Hubo tiempos, según dicen, en que la casa de Ginny era la viva imagen de la mía.
Podías oír por el conducto de ventilación arriba y abajo los cánticos en la cocina, el
banjo en el salón, al principio, luego la pandereta en el dormitorio. Su marido no era
norteamericano. Tenía el pelo negro, como los gitanos. Y lo tenía todo impecable
entonces, la cocina toda con cosas empotradas y azulejos azul claro, como un cuarto
de baño, y todo de fórmica, todo brillante. Cazuelas y ollas dispuestas para dejar
pasmada a la gente con su brillo… todos podían adivinar la alegría, las travesuras de
aquel hogar.
Claro, ahora, con la miseria, anda siempre sucia y siempre llora que te llora… No
quiere que la roce siquiera el agua del grifo.
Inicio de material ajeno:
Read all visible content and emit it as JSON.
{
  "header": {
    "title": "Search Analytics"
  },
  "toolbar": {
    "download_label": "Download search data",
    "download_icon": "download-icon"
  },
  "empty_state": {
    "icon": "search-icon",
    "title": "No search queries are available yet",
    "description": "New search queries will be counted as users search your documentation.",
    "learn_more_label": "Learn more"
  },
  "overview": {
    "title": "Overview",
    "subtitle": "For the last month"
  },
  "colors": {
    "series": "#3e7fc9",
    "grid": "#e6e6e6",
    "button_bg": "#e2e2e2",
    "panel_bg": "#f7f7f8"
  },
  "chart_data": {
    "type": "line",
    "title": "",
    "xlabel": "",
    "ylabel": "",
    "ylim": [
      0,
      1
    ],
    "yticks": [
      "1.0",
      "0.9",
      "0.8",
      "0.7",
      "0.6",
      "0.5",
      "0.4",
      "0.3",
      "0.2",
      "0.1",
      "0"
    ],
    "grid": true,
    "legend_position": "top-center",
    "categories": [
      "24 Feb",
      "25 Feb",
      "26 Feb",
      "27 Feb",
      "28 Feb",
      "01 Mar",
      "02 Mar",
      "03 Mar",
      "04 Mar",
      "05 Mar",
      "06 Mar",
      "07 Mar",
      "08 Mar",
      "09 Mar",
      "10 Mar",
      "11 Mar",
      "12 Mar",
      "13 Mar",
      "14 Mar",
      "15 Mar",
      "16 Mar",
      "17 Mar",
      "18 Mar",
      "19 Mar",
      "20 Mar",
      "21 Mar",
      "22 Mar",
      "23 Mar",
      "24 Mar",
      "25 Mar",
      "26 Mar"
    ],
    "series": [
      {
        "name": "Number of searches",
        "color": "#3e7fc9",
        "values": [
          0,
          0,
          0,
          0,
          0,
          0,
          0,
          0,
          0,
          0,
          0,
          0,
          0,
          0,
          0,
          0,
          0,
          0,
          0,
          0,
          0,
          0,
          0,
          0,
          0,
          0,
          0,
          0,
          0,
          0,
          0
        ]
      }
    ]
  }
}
Cinco señoras de la manzana, viejas amigas, unas chismosas entrometidas, yo no
me incluyo, convocaron una reunión y enviaron una denuncia al servicio de
protección de la infancia. Yo ya sabía que era inútil, que se exige algo más que
suciedad, embriaguez y un poco de puteo de vez en cuando. Quizás sea ése uno de los
motivos de que los niños de nuestra ciudad estén como están. Hace ya años que me
he dado cuenta, aunque no sea asunto mío. Los padres y las madres se levantan
cuando quieren, pues la mitad están en el paro, se acuestan por la tarde con sus
amorcitos, y fornican antes de las tres. (Lo juro). El servicio de protección de
menores no muestra el menor interés. Da igual que les escriba quien les escriba.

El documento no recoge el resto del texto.